Well, I could not agree with you more and I feel very passionate about this and I think that if one could choose a single target in the discourse on post-traumatic stress disorder that deserves to have an arrow shot into it, it is precisely this point, the determination in the conventional discourse to treat traumatic memory as an essence. To treat it as if it were a photograph locked away in a file cabinet, somewhere in the minds or the brains, when we know that simply is not true.
We know this from neuroscience and particularly very recent developments in neuroscience involving functional neural imaging, the act of remembering draws together various parts of the brain simultaneously, it is not a little homunculus in the brain, going to a file cabinet, then pulling it out, and what is remarkable is we have known this for a long time. Arguably, the greatest book, maybe Professor Sato will tell us the third greatest book, but I think with regards to memory, a great landmark was published in 1932 by Frederick Bartlett on memory, but when he wrote this book he did not call it “memory,” he called it “remembering,” and he emphasized the fact that it is a creative effort, the assembling you do or spinning as Dr. Katayama describes in his paper, so I congratulate
you on this and I will put it in this frame.
In my talk today, I spoke about PTSD and the official version being a process, this is the way in which its represented: events, memories, symptoms, syndrome, and so on and so forth, but there is a second process that is involved and that is the process not at the level of post-traumatic stress disorder, but at the level of the individual trauma itself and that too is a process, it is not an essence, it is a process, and I am happy to say that I published an article just this year making exactly this point in the Journal of Anxiety Disorders, together with a close friend, a very famous epidemiologist.
I am very, very happy to say I agree with you in this regard.
Your emphasis on the idea of a site and a particular place, the site of remembering is, I again agree, absolutely important and it is important I think clinically, it is a important phenomena logically, and it should be important to anthropologists sociologically where those sites are and you put it in the context of a minority subject that I am not only interested in, but I think I know a lot from the inside as well as from the outside.
Unfortunately, there is not enough time to explore that and also your very provocative question about the injection of the ideology, again subject that I could go on and bore you for an hour with, but I must stop now.

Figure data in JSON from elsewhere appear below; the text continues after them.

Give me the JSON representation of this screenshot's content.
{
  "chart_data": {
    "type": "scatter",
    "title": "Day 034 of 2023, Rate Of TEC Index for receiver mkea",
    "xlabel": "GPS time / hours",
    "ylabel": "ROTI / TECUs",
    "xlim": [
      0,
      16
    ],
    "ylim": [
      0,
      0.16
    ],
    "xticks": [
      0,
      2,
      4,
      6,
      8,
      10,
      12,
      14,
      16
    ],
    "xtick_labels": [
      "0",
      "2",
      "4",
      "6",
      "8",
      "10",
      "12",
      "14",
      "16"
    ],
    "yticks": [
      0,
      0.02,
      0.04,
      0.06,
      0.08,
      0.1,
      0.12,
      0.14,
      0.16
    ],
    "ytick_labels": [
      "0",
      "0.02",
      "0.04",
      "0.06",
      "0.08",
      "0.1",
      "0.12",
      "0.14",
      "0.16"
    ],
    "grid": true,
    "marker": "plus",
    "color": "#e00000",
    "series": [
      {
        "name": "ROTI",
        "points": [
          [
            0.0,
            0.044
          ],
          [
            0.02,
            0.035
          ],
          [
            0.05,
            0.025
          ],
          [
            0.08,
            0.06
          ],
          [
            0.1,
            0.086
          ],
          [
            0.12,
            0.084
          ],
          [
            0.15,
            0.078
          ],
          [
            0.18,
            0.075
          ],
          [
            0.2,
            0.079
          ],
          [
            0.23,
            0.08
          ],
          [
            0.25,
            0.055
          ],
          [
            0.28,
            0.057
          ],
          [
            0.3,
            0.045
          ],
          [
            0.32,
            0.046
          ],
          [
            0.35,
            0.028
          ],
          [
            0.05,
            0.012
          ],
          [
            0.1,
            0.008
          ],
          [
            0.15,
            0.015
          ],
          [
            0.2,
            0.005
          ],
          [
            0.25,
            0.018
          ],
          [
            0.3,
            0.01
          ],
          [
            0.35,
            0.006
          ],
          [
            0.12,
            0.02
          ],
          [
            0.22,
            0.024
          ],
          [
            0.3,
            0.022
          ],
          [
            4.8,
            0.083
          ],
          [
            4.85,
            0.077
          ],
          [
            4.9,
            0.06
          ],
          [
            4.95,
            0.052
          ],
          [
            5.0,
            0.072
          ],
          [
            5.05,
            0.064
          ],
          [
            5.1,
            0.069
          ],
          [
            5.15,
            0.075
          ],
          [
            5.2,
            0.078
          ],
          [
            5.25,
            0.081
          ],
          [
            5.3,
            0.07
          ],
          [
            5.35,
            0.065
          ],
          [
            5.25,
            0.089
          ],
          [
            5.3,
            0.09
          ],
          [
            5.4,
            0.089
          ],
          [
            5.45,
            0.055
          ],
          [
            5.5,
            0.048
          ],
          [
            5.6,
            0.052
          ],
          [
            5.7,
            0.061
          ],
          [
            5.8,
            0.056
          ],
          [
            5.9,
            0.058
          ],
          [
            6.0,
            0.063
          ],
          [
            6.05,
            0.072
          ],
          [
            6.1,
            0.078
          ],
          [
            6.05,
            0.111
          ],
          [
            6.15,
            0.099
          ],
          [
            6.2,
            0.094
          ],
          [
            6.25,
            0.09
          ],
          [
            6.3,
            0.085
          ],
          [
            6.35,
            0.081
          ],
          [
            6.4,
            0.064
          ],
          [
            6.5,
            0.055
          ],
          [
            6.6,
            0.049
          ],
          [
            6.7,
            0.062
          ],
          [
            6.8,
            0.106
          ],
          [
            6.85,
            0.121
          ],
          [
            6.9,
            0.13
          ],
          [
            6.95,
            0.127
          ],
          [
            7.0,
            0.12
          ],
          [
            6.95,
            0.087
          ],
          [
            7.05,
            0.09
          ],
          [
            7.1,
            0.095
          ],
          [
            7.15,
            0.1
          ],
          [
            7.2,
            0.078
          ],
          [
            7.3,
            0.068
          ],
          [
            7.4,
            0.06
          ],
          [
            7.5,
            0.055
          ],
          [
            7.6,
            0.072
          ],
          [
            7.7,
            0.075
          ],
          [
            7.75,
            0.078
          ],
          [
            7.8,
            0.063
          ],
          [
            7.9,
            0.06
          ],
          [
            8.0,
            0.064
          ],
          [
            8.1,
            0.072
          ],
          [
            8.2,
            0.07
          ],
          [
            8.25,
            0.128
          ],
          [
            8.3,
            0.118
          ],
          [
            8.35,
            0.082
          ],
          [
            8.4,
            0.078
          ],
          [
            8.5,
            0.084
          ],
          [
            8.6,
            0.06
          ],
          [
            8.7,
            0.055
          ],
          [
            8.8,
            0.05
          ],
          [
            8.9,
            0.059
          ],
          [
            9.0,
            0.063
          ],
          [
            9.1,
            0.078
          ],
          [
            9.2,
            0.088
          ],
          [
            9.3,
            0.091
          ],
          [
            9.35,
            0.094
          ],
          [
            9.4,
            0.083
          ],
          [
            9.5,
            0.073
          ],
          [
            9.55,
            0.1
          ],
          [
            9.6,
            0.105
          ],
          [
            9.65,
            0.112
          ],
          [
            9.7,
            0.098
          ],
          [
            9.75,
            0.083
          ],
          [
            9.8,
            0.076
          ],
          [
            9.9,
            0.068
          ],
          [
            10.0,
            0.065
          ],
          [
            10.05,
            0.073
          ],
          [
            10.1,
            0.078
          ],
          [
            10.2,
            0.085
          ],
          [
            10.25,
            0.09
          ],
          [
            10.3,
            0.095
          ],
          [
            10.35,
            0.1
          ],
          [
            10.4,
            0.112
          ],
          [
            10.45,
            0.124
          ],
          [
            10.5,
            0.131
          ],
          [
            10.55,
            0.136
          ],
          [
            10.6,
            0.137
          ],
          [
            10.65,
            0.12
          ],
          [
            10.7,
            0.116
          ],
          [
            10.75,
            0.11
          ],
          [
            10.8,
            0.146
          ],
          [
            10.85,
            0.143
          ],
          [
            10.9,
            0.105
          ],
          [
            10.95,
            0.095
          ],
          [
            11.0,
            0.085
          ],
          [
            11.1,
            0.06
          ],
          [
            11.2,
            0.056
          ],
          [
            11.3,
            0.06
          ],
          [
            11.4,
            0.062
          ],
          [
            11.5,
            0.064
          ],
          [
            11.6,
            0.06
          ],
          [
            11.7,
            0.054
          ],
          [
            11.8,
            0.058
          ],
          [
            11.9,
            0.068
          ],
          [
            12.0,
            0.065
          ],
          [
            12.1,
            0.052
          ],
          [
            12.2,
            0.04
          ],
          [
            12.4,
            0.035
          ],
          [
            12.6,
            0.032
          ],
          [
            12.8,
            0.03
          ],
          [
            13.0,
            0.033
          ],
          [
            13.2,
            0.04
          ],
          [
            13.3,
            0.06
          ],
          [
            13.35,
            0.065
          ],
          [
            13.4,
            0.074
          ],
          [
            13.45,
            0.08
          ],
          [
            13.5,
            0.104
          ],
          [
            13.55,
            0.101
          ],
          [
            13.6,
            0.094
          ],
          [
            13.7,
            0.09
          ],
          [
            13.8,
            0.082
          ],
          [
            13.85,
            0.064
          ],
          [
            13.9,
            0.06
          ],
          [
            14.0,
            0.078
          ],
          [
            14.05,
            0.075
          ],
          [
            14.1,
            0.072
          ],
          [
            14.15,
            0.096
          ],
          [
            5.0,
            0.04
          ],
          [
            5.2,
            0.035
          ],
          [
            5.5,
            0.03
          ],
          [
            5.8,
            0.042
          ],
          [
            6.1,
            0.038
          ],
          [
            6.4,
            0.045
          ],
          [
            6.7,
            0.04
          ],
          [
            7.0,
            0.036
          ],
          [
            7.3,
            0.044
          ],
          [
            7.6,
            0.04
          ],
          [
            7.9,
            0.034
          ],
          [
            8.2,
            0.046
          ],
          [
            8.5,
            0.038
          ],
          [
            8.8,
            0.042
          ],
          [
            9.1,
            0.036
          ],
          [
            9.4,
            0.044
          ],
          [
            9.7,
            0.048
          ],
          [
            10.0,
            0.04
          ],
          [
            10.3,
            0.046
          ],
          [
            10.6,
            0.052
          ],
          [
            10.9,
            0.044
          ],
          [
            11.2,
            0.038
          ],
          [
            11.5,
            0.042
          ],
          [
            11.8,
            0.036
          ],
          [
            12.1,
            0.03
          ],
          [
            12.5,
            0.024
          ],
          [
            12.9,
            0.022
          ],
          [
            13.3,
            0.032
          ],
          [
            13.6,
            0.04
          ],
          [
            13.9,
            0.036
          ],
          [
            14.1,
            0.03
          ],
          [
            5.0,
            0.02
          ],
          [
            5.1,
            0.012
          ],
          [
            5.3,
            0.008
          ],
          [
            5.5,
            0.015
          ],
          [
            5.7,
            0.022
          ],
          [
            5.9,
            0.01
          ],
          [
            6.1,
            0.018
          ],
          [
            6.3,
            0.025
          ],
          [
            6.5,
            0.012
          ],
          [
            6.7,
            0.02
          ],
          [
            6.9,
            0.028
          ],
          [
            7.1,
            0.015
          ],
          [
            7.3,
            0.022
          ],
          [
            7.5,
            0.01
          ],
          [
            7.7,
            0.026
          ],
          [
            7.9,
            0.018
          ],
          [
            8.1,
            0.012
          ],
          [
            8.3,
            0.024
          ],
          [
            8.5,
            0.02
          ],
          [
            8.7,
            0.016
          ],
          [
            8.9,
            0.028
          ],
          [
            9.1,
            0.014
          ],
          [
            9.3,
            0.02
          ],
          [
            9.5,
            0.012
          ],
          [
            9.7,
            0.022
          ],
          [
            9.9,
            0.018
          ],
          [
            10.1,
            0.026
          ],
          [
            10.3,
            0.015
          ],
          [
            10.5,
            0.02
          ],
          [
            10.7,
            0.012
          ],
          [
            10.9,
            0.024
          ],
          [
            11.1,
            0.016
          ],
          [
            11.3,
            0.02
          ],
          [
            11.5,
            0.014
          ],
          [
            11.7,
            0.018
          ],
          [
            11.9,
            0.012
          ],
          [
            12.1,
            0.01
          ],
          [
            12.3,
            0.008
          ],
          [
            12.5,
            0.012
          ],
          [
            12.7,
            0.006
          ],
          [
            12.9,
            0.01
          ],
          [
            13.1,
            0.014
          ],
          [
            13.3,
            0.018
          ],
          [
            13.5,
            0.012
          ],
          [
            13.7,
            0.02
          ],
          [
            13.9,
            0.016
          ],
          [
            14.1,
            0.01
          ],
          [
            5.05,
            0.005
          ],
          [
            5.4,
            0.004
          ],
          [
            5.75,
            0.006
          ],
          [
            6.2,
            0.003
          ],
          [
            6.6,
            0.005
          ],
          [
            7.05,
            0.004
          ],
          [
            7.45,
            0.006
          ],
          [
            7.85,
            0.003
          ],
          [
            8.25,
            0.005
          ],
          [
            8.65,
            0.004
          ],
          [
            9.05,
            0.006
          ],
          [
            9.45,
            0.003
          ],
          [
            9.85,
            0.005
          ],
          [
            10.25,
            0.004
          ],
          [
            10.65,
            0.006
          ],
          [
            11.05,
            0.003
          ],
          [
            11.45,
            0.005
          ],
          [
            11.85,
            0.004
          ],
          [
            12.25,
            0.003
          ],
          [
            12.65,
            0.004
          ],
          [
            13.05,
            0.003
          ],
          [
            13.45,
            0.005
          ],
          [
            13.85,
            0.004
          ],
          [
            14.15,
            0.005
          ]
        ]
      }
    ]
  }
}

(註2) Allan Younga and Naomi Bresla 2007 “Troublesome memories: Reflections on the future.” Journal of Anxiety Disorders, Vol.21, Issue 2:230-232.
(佐藤) アラン・ヤング先生、指定討論のお二人、どうもありがとうございました。それでは、時間ですので休息ということにしたいと思います。

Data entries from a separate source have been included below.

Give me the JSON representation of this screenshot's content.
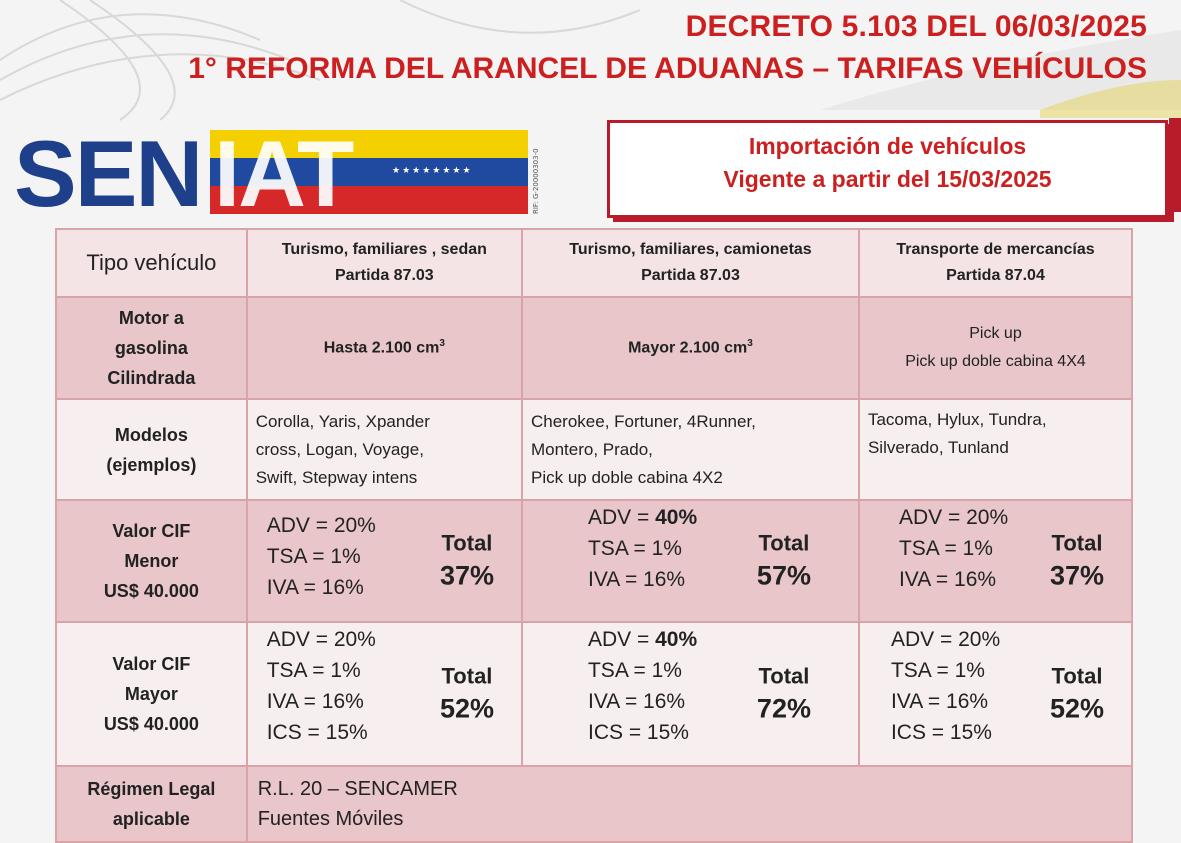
{
  "header": {
    "line1": "DECRETO 5.103 DEL 06/03/2025",
    "line2": "1° REFORMA DEL ARANCEL DE ADUANAS – TARIFAS VEHÍCULOS"
  },
  "logo": {
    "part1": "SEN",
    "part2": "IAT",
    "rif": "RIF: G-20000303-0"
  },
  "notice": {
    "line1": "Importación de vehículos",
    "line2": "Vigente a partir del 15/03/2025"
  },
  "colors": {
    "accent_red": "#cc1f1f",
    "logo_blue": "#1e3f8a",
    "row_pink": "#e8c6c9",
    "row_light": "#f7eeef"
  },
  "table": {
    "header": {
      "label": "Tipo vehículo",
      "cols": [
        {
          "line1": "Turismo, familiares , sedan",
          "line2": "Partida 87.03"
        },
        {
          "line1": "Turismo, familiares, camionetas",
          "line2": "Partida 87.03"
        },
        {
          "line1": "Transporte de mercancías",
          "line2": "Partida 87.04"
        }
      ]
    },
    "motor": {
      "label1": "Motor a",
      "label2": "gasolina",
      "label3": "Cilindrada",
      "col1": "Hasta 2.100 cm",
      "col2": "Mayor 2.100 cm",
      "sup": "3",
      "col3_line1": "Pick up",
      "col3_line2": "Pick up doble cabina 4X4"
    },
    "models": {
      "label1": "Modelos",
      "label2": "(ejemplos)",
      "col1": [
        "Corolla, Yaris, Xpander",
        "cross, Logan, Voyage,",
        "Swift, Stepway intens"
      ],
      "col2": [
        "Cherokee, Fortuner, 4Runner,",
        "Montero, Prado,",
        "Pick up doble cabina 4X2"
      ],
      "col3": [
        "Tacoma, Hylux, Tundra,",
        "Silverado, Tunland"
      ]
    },
    "cif_menor": {
      "label1": "Valor CIF",
      "label2": "Menor",
      "label3": "US$ 40.000",
      "col1": {
        "adv": "ADV = 20%",
        "tsa": "TSA =   1%",
        "iva": "IVA =  16%",
        "total_label": "Total",
        "total": "37%"
      },
      "col2": {
        "adv_prefix": "ADV = ",
        "adv_val": "40%",
        "tsa": "TSA =    1%",
        "iva": "IVA =   16%",
        "total_label": "Total",
        "total": "57%"
      },
      "col3": {
        "adv": "ADV = 20%",
        "tsa": "TSA =    1%",
        "iva": "IVA =  16%",
        "total_label": "Total",
        "total": "37%"
      }
    },
    "cif_mayor": {
      "label1": "Valor CIF",
      "label2": "Mayor",
      "label3": "US$ 40.000",
      "col1": {
        "adv": "ADV = 20%",
        "tsa": "TSA =   1%",
        "iva": "IVA =  16%",
        "ics": "ICS =   15%",
        "total_label": "Total",
        "total": "52%"
      },
      "col2": {
        "adv_prefix": "ADV = ",
        "adv_val": "40%",
        "tsa": "TSA =    1%",
        "iva": "IVA =   16%",
        "ics": "ICS =    15%",
        "total_label": "Total",
        "total": "72%"
      },
      "col3": {
        "adv": "ADV = 20%",
        "tsa": "TSA =    1%",
        "iva": "IVA =  16%",
        "ics": "ICS =   15%",
        "total_label": "Total",
        "total": "52%"
      }
    },
    "regime": {
      "label1": "Régimen Legal",
      "label2": "aplicable",
      "line1": "R.L. 20 – SENCAMER",
      "line2": "Fuentes Móviles"
    }
  }
}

Thank you for your very heartful comment, Professor Young. We should apologize to you because we had the manuscripts of students just last night, so you had much more hard homework after the banquet. It is time to break.
ちょっと時間が押していますので 15 分。So, we shall start at 3:30. 20 分と書いてありますが、15 分間休憩ということでお願いいたします。質問用紙に関しては、後ろに箱がありますので、そちらに入れてください。お手洗いにつきましては、先ほど申し上げたとおりで、入試を行っている関係上、できれば向かいの建物に行っていただきたいと思います。それでは休息15分よろしくお願いいたします。